Atualizado: 18 de jul.

Se a arquitetura histórica de instituições como o Real Gabinete Português de Leitura, a Biblioteca Nacional e a Academia Brasileira de Letras foi um pilar fundamental para que o Rio de Janeiro fosse escolhido pela Unesco como Capital Mundial do Livro em 2025, o outro grande motivo é o calor humano que movimenta as feiras e festas literárias da cidade. O título recebido pela capital fluminense é fruto de anos de mobilização de bibliotecas comunitárias, coletivos culturais, feiras independentes, escolas públicas, pequenas editoras e grandes projetos. Nesse ano, o Rio se firma como uma cidade que respira literatura de muitas formas, não apenas nas prateleiras das livrarias sofisticadas, mas nos becos, nas praças, nos trens e nas lajes. Em 2025, tudo isso será celebrado com ainda mais força.

 

Bienal do Livro do Rio – Um mar de gente e palavras
(Bienal – Foto: Tomaz Silva/Agência Brasil)
(Bienal – Foto: Tomaz Silva/Agência Brasil)

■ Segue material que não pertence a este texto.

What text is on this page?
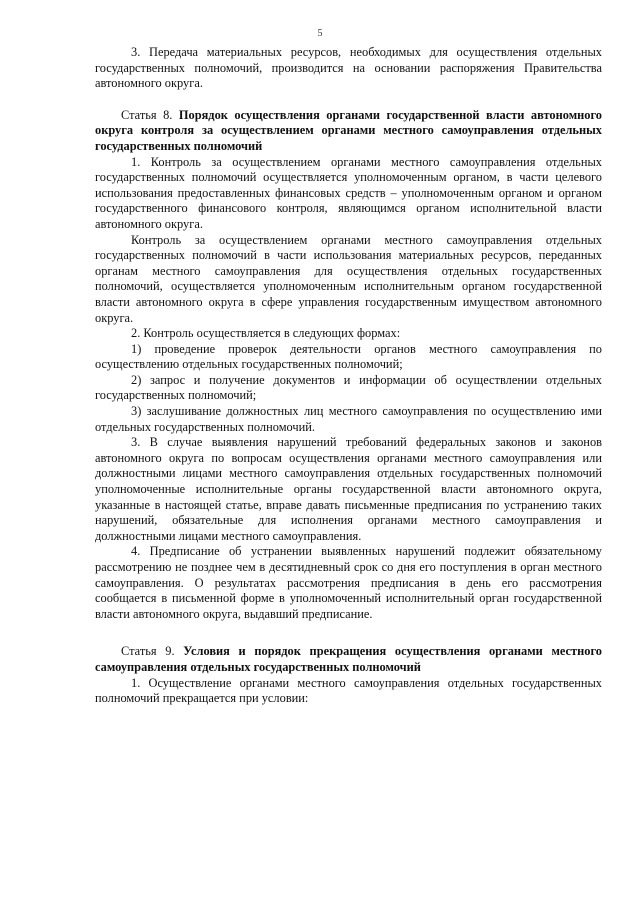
5

3. Передача материальных ресурсов, необходимых для осуществления отдельных государственных полномочий, производится на основании распоряжения Правительства автономного округа.

Статья 8. Порядок осуществления органами государственной власти автономного округа контроля за осуществлением органами местного самоуправления отдельных государственных полномочий

1. Контроль за осуществлением органами местного самоуправления отдельных государственных полномочий осуществляется уполномоченным органом, в части целевого использования предоставленных финансовых средств – уполномоченным органом и органом государственного финансового контроля, являющимся органом исполнительной власти автономного округа.

Контроль за осуществлением органами местного самоуправления отдельных государственных полномочий в части использования материальных ресурсов, переданных органам местного самоуправления для осуществления отдельных государственных полномочий, осуществляется уполномоченным исполнительным органом государственной власти автономного округа в сфере управления государственным имуществом автономного округа.

2. Контроль осуществляется в следующих формах:

1) проведение проверок деятельности органов местного самоуправления по осуществлению отдельных государственных полномочий;

2) запрос и получение документов и информации об осуществлении отдельных государственных полномочий;

3) заслушивание должностных лиц местного самоуправления по осуществлению ими отдельных государственных полномочий.

3. В случае выявления нарушений требований федеральных законов и законов автономного округа по вопросам осуществления органами местного самоуправления или должностными лицами местного самоуправления отдельных государственных полномочий уполномоченные исполнительные органы государственной власти автономного округа, указанные в настоящей статье, вправе давать письменные предписания по устранению таких нарушений, обязательные для исполнения органами местного самоуправления и должностными лицами местного самоуправления.

4. Предписание об устранении выявленных нарушений подлежит обязательному рассмотрению не позднее чем в десятидневный срок со дня его поступления в орган местного самоуправления. О результатах рассмотрения предписания в день его рассмотрения сообщается в письменной форме в уполномоченный исполнительный орган государственной власти автономного округа, выдавший предписание.

Статья 9. Условия и порядок прекращения осуществления органами местного самоуправления отдельных государственных полномочий

1. Осуществление органами местного самоуправления отдельных государственных полномочий прекращается при условии:
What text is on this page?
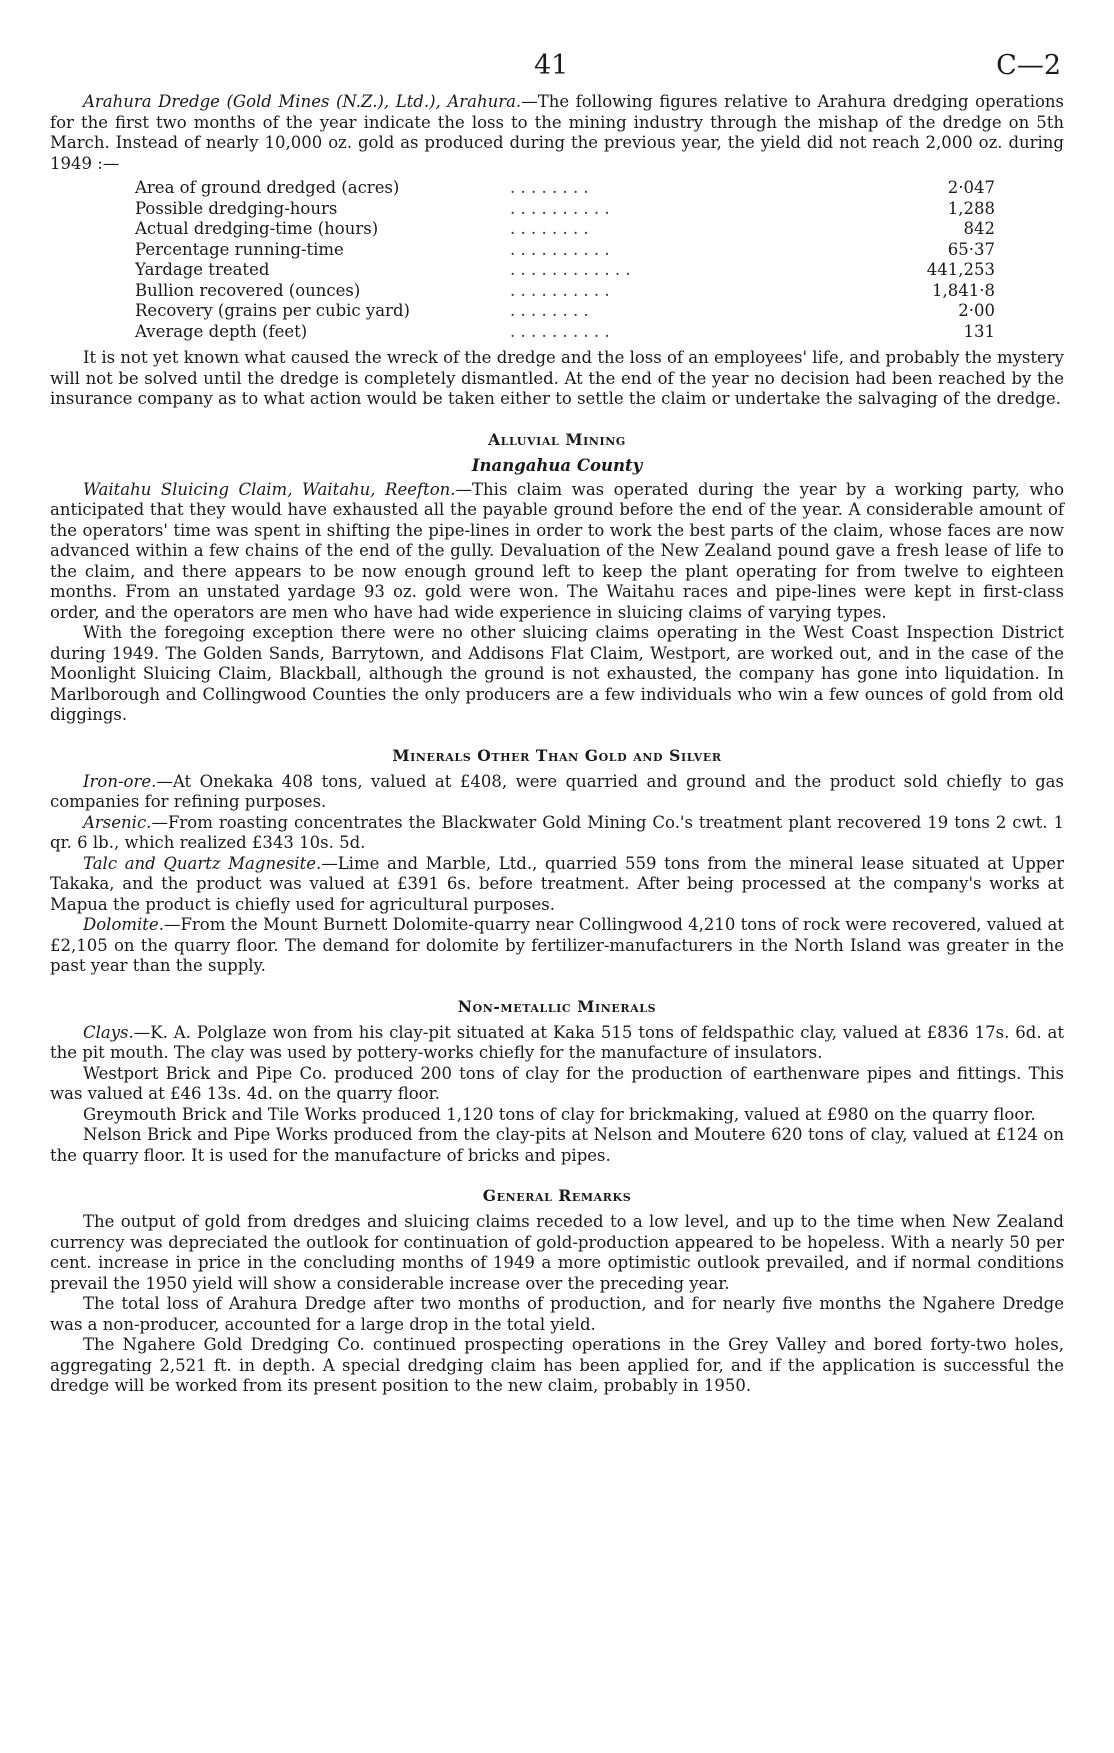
41	C—2

Arahura Dredge (Gold Mines (N.Z.), Ltd.), Arahura.—The following figures relative to Arahura dredging operations for the first two months of the year indicate the loss to the mining industry through the mishap of the dredge on 5th March. Instead of nearly 10,000 oz. gold as produced during the previous year, the yield did not reach 2,000 oz. during 1949 :—

Area of ground dredged (acres)	. . . . . . . .	2·047
Possible dredging-hours	. . . . . . . . . .	1,288
Actual dredging-time (hours)	. . . . . . . .	842
Percentage running-time	. . . . . . . . . .	65·37
Yardage treated	. . . . . . . . . . . .	441,253
Bullion recovered (ounces)	. . . . . . . . . .	1,841·8
Recovery (grains per cubic yard)	. . . . . . . .	2·00
Average depth (feet)	. . . . . . . . . .	131

It is not yet known what caused the wreck of the dredge and the loss of an employees' life, and probably the mystery will not be solved until the dredge is completely dismantled. At the end of the year no decision had been reached by the insurance company as to what action would be taken either to settle the claim or undertake the salvaging of the dredge.

Alluvial Mining
Inangahua County

Waitahu Sluicing Claim, Waitahu, Reefton.—This claim was operated during the year by a working party, who anticipated that they would have exhausted all the payable ground before the end of the year. A considerable amount of the operators' time was spent in shifting the pipe-lines in order to work the best parts of the claim, whose faces are now advanced within a few chains of the end of the gully. Devaluation of the New Zealand pound gave a fresh lease of life to the claim, and there appears to be now enough ground left to keep the plant operating for from twelve to eighteen months. From an unstated yardage 93 oz. gold were won. The Waitahu races and pipe-lines were kept in first-class order, and the operators are men who have had wide experience in sluicing claims of varying types.

With the foregoing exception there were no other sluicing claims operating in the West Coast Inspection District during 1949. The Golden Sands, Barrytown, and Addisons Flat Claim, Westport, are worked out, and in the case of the Moonlight Sluicing Claim, Blackball, although the ground is not exhausted, the company has gone into liquidation. In Marlborough and Collingwood Counties the only producers are a few individuals who win a few ounces of gold from old diggings.

Minerals Other Than Gold and Silver

Iron-ore.—At Onekaka 408 tons, valued at £408, were quarried and ground and the product sold chiefly to gas companies for refining purposes.

Arsenic.—From roasting concentrates the Blackwater Gold Mining Co.'s treatment plant recovered 19 tons 2 cwt. 1 qr. 6 lb., which realized £343 10s. 5d.

Talc and Quartz Magnesite.—Lime and Marble, Ltd., quarried 559 tons from the mineral lease situated at Upper Takaka, and the product was valued at £391 6s. before treatment. After being processed at the company's works at Mapua the product is chiefly used for agricultural purposes.

Dolomite.—From the Mount Burnett Dolomite-quarry near Collingwood 4,210 tons of rock were recovered, valued at £2,105 on the quarry floor. The demand for dolomite by fertilizer-manufacturers in the North Island was greater in the past year than the supply.

Non-metallic Minerals

Clays.—K. A. Polglaze won from his clay-pit situated at Kaka 515 tons of feldspathic clay, valued at £836 17s. 6d. at the pit mouth. The clay was used by pottery-works chiefly for the manufacture of insulators.

Westport Brick and Pipe Co. produced 200 tons of clay for the production of earthenware pipes and fittings. This was valued at £46 13s. 4d. on the quarry floor.

Greymouth Brick and Tile Works produced 1,120 tons of clay for brickmaking, valued at £980 on the quarry floor.

Nelson Brick and Pipe Works produced from the clay-pits at Nelson and Moutere 620 tons of clay, valued at £124 on the quarry floor. It is used for the manufacture of bricks and pipes.

General Remarks

The output of gold from dredges and sluicing claims receded to a low level, and up to the time when New Zealand currency was depreciated the outlook for continuation of gold-production appeared to be hopeless. With a nearly 50 per cent. increase in price in the concluding months of 1949 a more optimistic outlook prevailed, and if normal conditions prevail the 1950 yield will show a considerable increase over the preceding year.

The total loss of Arahura Dredge after two months of production, and for nearly five months the Ngahere Dredge was a non-producer, accounted for a large drop in the total yield.

The Ngahere Gold Dredging Co. continued prospecting operations in the Grey Valley and bored forty-two holes, aggregating 2,521 ft. in depth. A special dredging claim has been applied for, and if the application is successful the dredge will be worked from its present position to the new claim, probably in 1950.
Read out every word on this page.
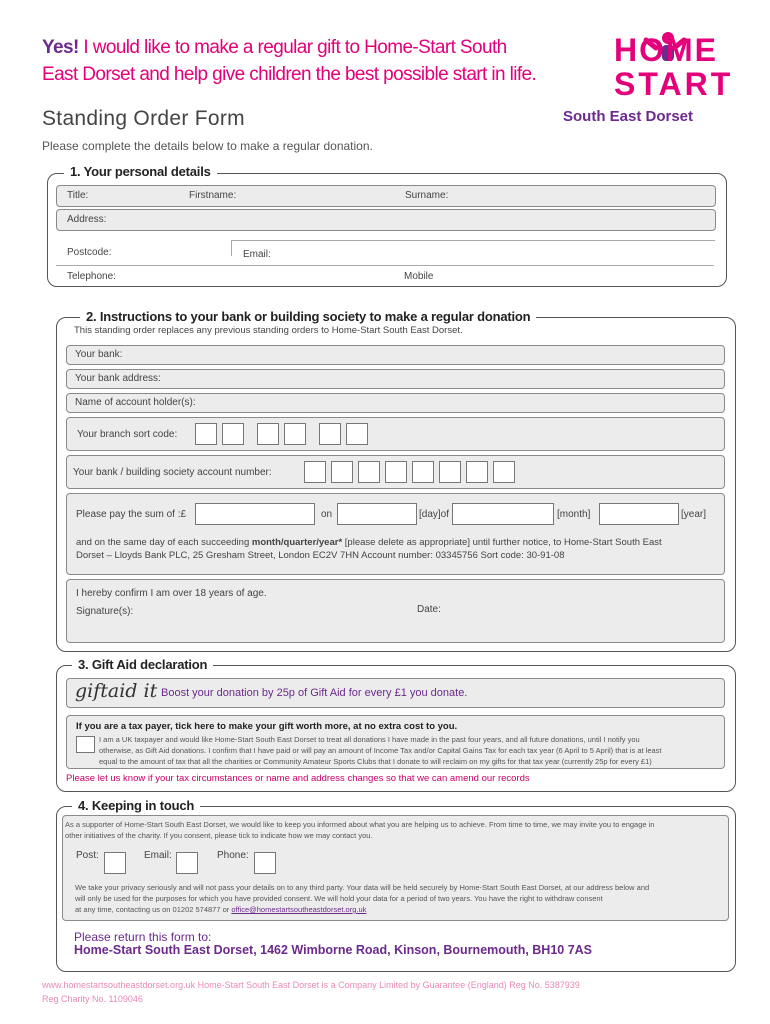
Yes! I would like to make a regular gift to Home-Start South
East Dorset and help give children the best possible start in life.
Standing Order Form
Please complete the details below to make a regular donation.
HOME
START
South East Dorset
1. Your personal details
Title:	Firstname:	Surname:
Address:
Postcode:	Email:
Telephone:	Mobile
2. Instructions to your bank or building society to make a regular donation
This standing order replaces any previous standing orders to Home-Start South East Dorset.
Your bank:
Your bank address:
Name of account holder(s):
Your branch sort code:
Your bank / building society account number:
Please pay the sum of :£	on	[day]of	[month]	[year]
and on the same day of each succeeding month/quarter/year* [please delete as appropriate] until further notice, to Home-Start South East
Dorset – Lloyds Bank PLC, 25 Gresham Street, London EC2V 7HN Account number: 03345756 Sort code: 30-91-08
I hereby confirm I am over 18 years of age.
Signature(s):	Date:
3. Gift Aid declaration
giftaid it Boost your donation by 25p of Gift Aid for every £1 you donate.
If you are a tax payer, tick here to make your gift worth more, at no extra cost to you.
I am a UK taxpayer and would like Home-Start South East Dorset to treat all donations I have made in the past four years, and all future donations, until I notify you
otherwise, as Gift Aid donations. I confirm that I have paid or will pay an amount of Income Tax and/or Capital Gains Tax for each tax year (6 April to 5 April) that is at least
equal to the amount of tax that all the charities or Community Amateur Sports Clubs that I donate to will reclaim on my gifts for that tax year (currently 25p for every £1)
Please let us know if your tax circumstances or name and address changes so that we can amend our records
4. Keeping in touch
As a supporter of Home-Start South East Dorset, we would like to keep you informed about what you are helping us to achieve. From time to time, we may invite you to engage in
other initiatives of the charity. If you consent, please tick to indicate how we may contact you.
Post:	Email:	Phone:
We take your privacy seriously and will not pass your details on to any third party. Your data will be held securely by Home-Start South East Dorset, at our address below and
will only be used for the purposes for which you have provided consent. We will hold your data for a period of two years. You have the right to withdraw consent
at any time, contacting us on 01202 574877 or office@homestartsoutheastdorset.org.uk
Please return this form to:
Home-Start South East Dorset, 1462 Wimborne Road, Kinson, Bournemouth, BH10 7AS
www.homestartsoutheastdorset.org.uk Home-Start South East Dorset is a Company Limited by Guarantee (England) Reg No. 5387939
Reg Charity No. 1109046
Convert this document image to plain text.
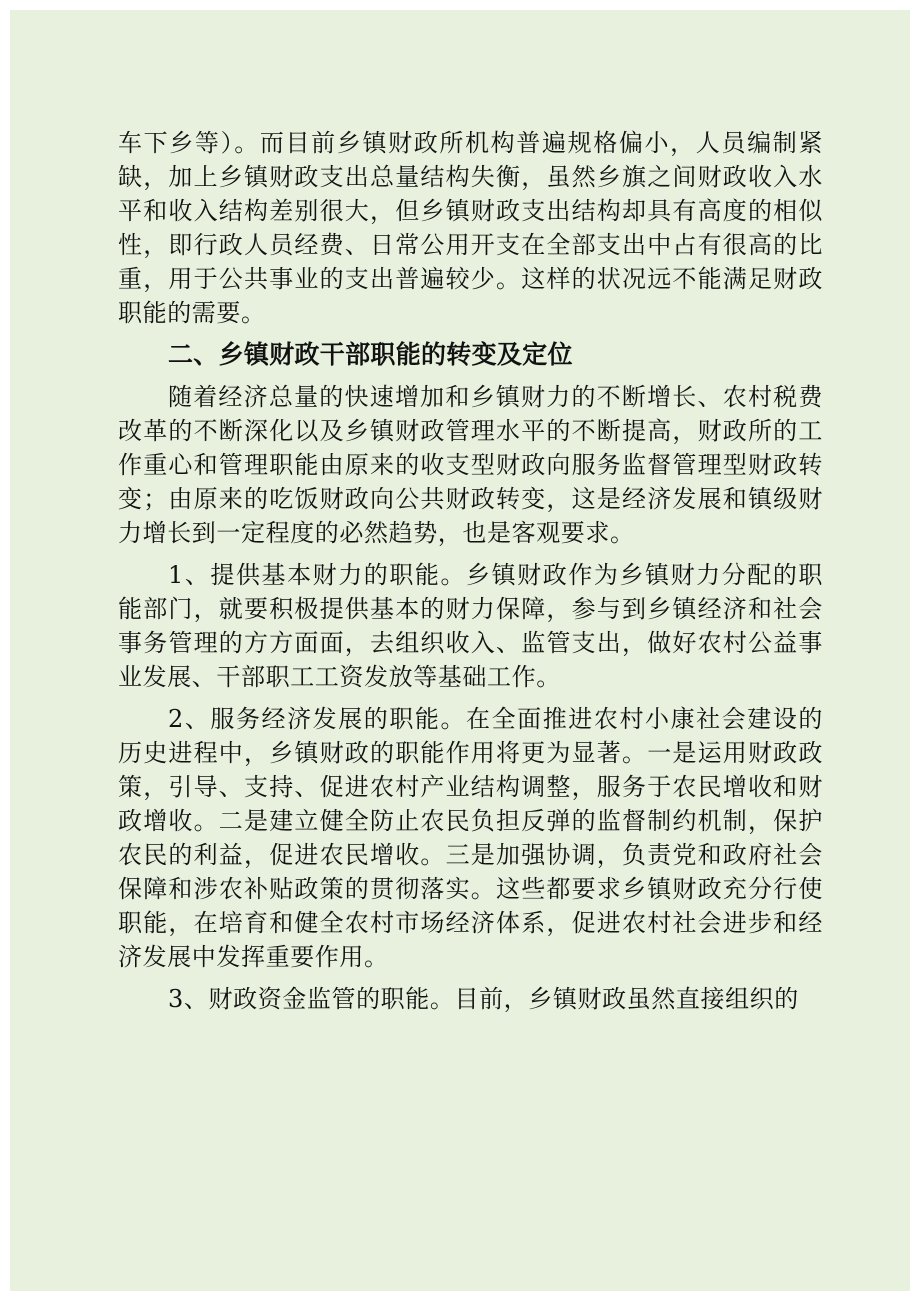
车下乡等）。而目前乡镇财政所机构普遍规格偏小，人员编制紧缺，加上乡镇财政支出总量结构失衡，虽然乡旗之间财政收入水平和收入结构差别很大，但乡镇财政支出结构却具有高度的相似性，即行政人员经费、日常公用开支在全部支出中占有很高的比重，用于公共事业的支出普遍较少。这样的状况远不能满足财政职能的需要。

二、乡镇财政干部职能的转变及定位

随着经济总量的快速增加和乡镇财力的不断增长、农村税费改革的不断深化以及乡镇财政管理水平的不断提高，财政所的工作重心和管理职能由原来的收支型财政向服务监督管理型财政转变；由原来的吃饭财政向公共财政转变，这是经济发展和镇级财力增长到一定程度的必然趋势，也是客观要求。

1、提供基本财力的职能。乡镇财政作为乡镇财力分配的职能部门，就要积极提供基本的财力保障，参与到乡镇经济和社会事务管理的方方面面，去组织收入、监管支出，做好农村公益事业发展、干部职工工资发放等基础工作。

2、服务经济发展的职能。在全面推进农村小康社会建设的历史进程中，乡镇财政的职能作用将更为显著。一是运用财政政策，引导、支持、促进农村产业结构调整，服务于农民增收和财政增收。二是建立健全防止农民负担反弹的监督制约机制，保护农民的利益，促进农民增收。三是加强协调，负责党和政府社会保障和涉农补贴政策的贯彻落实。这些都要求乡镇财政充分行使职能，在培育和健全农村市场经济体系，促进农村社会进步和经济发展中发挥重要作用。

3、财政资金监管的职能。目前，乡镇财政虽然直接组织的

É difícil falar de eventos literários no Brasil sem mencionar a Bienal Internacional do Livro do Rio de Janeiro. Realizada desde 1983, é o maior evento literário da América Latina, reunindo autores, editores, leitores, professores, crianças, influencers e curiosos em um só lugar.


O evento ocupa o Riocentro, na Zona Oeste da cidade, e se transforma em uma verdadeira cidade do livro durante dez dias. Ali, não se trata apenas de comprar obras: o que atrai tanta gente são os encontros com autores, os debates de ideias, os lançamentos aguardados e os espaços temáticos que se reinventam a cada edição.


Nos últimos anos, a Bienal tem se tornado um espaço cada vez mais plural. A curadoria passou a incluir nomes da literatura periférica, LGBTQIAPN+, indígena, negra, além da discussão de temas como o antirracismo, o feminismo e os desafios da educação pública. Os jovens formam a base mais animada do público: fazem filas quilométricas por um autógrafo de seus ídolos literários, muitos deles nascidos nas redes sociais digitais, como é o caso de autores de romance contemporâneo e fantasia.


Em 2025, com o Rio sendo Capital Mundial do Livro, a Bienal preparou uma edição histórica. A feira ampliou ainda mais o acesso de estudantes da rede pública e investiu em atividades para formação de leitores e mediadores de leitura, além de uma programação internacional vasta.


O evento, que aconteceu entre 13 e 22 de junho, bateu recorde de público, com mais de 740 mil visitantes, e superou em 23% o público da edição anterior, consolidando-se como o maior festival literário da América Latina. Além do sucesso no número de visitantes, a Bienal também impulsionou a economia do Rio, gerando um impacto econômico estimado em mais de R$ 535 milhões. 


Segundo a Unesco, essa pluralidade da Bienal foi um fator decisivo para o Rio ter sido escolhido a Capital Mundial do Livro: “uma cidade que abraça o livro com tanta festa merece mesmo estar no centro das atenções”, afirma o site da instituição.

 

Flip – Paraty e a literatura como encontro
(Flip – Foto: Tomaz Silva/Agência Brasil)
(Flip – Foto: Tomaz Silva/Agência Brasil)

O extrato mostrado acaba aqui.